Тогда, в ранней юности, он не придал большого значения этим словам. Но теперь он почувствовал их во всей полноте.
— Я русский, — прошептал он и слезы заволокли глаза, заставив расплыться и яблони и забор, и крапиву.
— Я русский. Я тот самый, плоть от плоти, кровь от крови. Я родился здесь на этой бескрайней и многострадальной земле, загадка которой вот уже несколько веков остается неразгаданной для холодного иноземного ума. Но умом-то Россию не понять. Только сердце и душа способны справиться с этой загадкой… И я… я часть этой земли, этой загадки, этого народа. Это для меня горят багрянцем замершие подмосковные рощи, хрустит под ногами крепкий январский снежок, шелестит на теплом майском ветру нежная береста, жужжат золотые бронзовки, сгибаются под увесистыми каплями полевые ромашки, шумит вековой, одиноко стоящий на краю леса дуб. Это для меня звенит колокольчик под валдайской дугой, сверкает неистовой синевой Байкал, осыпается снег с огромных таежных кедров, кричат взмывающие в небо журавли…
Он смахнул слезы, взял бутылку и, помогая крепежной булавкой георгиевского креста, открыл.
Водка наполнила серебряный бокал, Антон осторожно поднес его к губам.
«Тютчев пил из него», — подумал Антон и залпом осушил бокал. Водка обожгла рот, Антон вытер губы тыльной стороной ладони, вынул из кармана яблоко, откусил.
Оно было сочным, крепким, холодным и отдавало шампанским.
А солнце тем временем клонилось к закату, стремясь поскорее завершить не слишком долгий осенний день.
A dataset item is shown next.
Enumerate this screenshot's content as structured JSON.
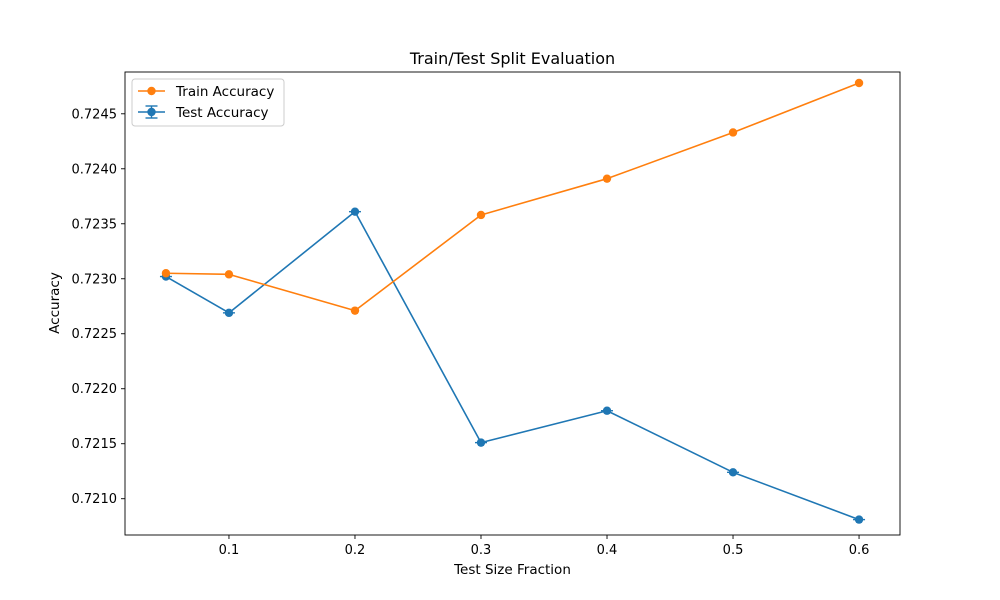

«Как быстро… — подумал он, глядя на желтый диск, оседающий в сине-розовые облака. — Почему раньше дни были такими бесконечными, долгими, полными, а сейчас летят, как шарики от пинг-понга. И все, как на подбор, — одинаковые, гладкие, круглые…»
Он поежился, жалея, что оставил плащ на пне, налил еще, выпил и жадно захрустел яблоком.
Две утки пролетели высоко над садом, стремительно сеча воздух остроконечными крыльями. Антон проводил их долгим взглядом и вдруг фонтан ярких воспоминаний заставил его зажмуриться, качнуться, оперевшись лбом о кулак.
Ведь была еще и охота. Та самая — древняя азартная страсть, сопровождающая род Денисьевых. Отец никогда не охотился в одиночку, поэтому каждая охота совпадала с приездом московских друзей. Чаще всего приезжал Виктор Терентьевич Пастухов — известнейший нейрохирург, балагур, гурман, охотник, коллега отца и соавтор по массивному двухтомнику в синем коленкоровом переплете с грозным названием «Хирургия головной мозга». Он привозил с собой столичные новости, кипу газет, армянский коньяк в серебряной фляжке, бельгийское богато гравированное ружье с порывисто выгнутой ложей и неизменную Мальву — стройную жесткошерстную легавую, длинную шею которой стягивал красивый чешуйчатый ошейник.